Although Stan has been taking pictures since the early seventies, it wasn’t until the take-off of digital photography that he became passionate about the photographic process. It has been a slow, sometimes painful and certainly continuous learning process. But with retirement, it beat the heck out of playing golf. Like many of you, in the film days,he dabbled in the darkroom, however there just wasn’t time to become a photographer. Now that he has the time, Stan enjoys planning photo shoots, thinking about how to make an image and then processing it, and finally printing it. For him, the ultimate endpoint for a photograph is the print. However he still doesn’t consider himself completely knowledgeable about any of those steps; there is always something new to learn.

The biggest influence on Stan’s photography has been the natural world, especially marine reef ecology. He has been a certified scuba diver for forty five years and stopped logging dives after two thousand. For the past three decades he rarely dove without a camera and  seldom took images unless he was underwater. So he supported his habit by photographing and writing for dive magazines, dive shops and tourist boards. More recently however, maintaining and traveling with dive gear, underwater housings and strobes as well as cameras simply lost it’s glamour. So about five years ago he decided to explore the natural world on land. That meant learning about new habitats, and animal behaviors and photographing without flash. Not surprisingly, birds in flight caught his eye. They aren’t that different from fish on a reef! This has lead to studying capturing subjects in motion; more on that later.

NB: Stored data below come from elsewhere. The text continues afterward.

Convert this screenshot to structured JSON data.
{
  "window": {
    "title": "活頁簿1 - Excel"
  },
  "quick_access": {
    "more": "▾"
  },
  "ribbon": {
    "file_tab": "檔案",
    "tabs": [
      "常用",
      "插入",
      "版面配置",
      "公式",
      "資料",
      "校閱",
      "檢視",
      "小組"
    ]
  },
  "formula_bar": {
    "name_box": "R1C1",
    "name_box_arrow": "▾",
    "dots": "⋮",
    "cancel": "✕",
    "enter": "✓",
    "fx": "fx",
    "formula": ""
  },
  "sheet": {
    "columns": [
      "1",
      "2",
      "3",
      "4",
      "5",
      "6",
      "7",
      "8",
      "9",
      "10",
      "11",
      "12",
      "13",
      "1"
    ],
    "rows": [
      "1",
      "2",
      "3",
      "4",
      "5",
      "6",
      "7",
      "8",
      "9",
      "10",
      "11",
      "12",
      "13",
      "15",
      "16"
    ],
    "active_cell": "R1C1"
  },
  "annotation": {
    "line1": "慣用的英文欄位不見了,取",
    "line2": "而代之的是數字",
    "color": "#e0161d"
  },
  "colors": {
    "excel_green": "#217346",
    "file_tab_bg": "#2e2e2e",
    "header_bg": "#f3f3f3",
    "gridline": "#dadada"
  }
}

Stan has mostly shot with Nikon, but truly has no preference, other than he is now trapped by the lenses he owns. It’s not the camera! Most of his post-processing initially was with Aperture and now Lightroom. He is Photoshop illiterate; another project in the making. However with photographing nature, processing takes a backseat to an image that allows the subject in its environment to be the art. Stan prints with a ten year old Epson Stylus Pro 3800, took a mat cutting course and watched Bob and Willa intently, but has now found it easier to order precut mats and recycle them as he mounts prints for exhibit.
The prints were chosen simply because they were images that he enjoyed taking, either because of the challenge or the memorable location. The underwater images were all published at one point but have never been printed before.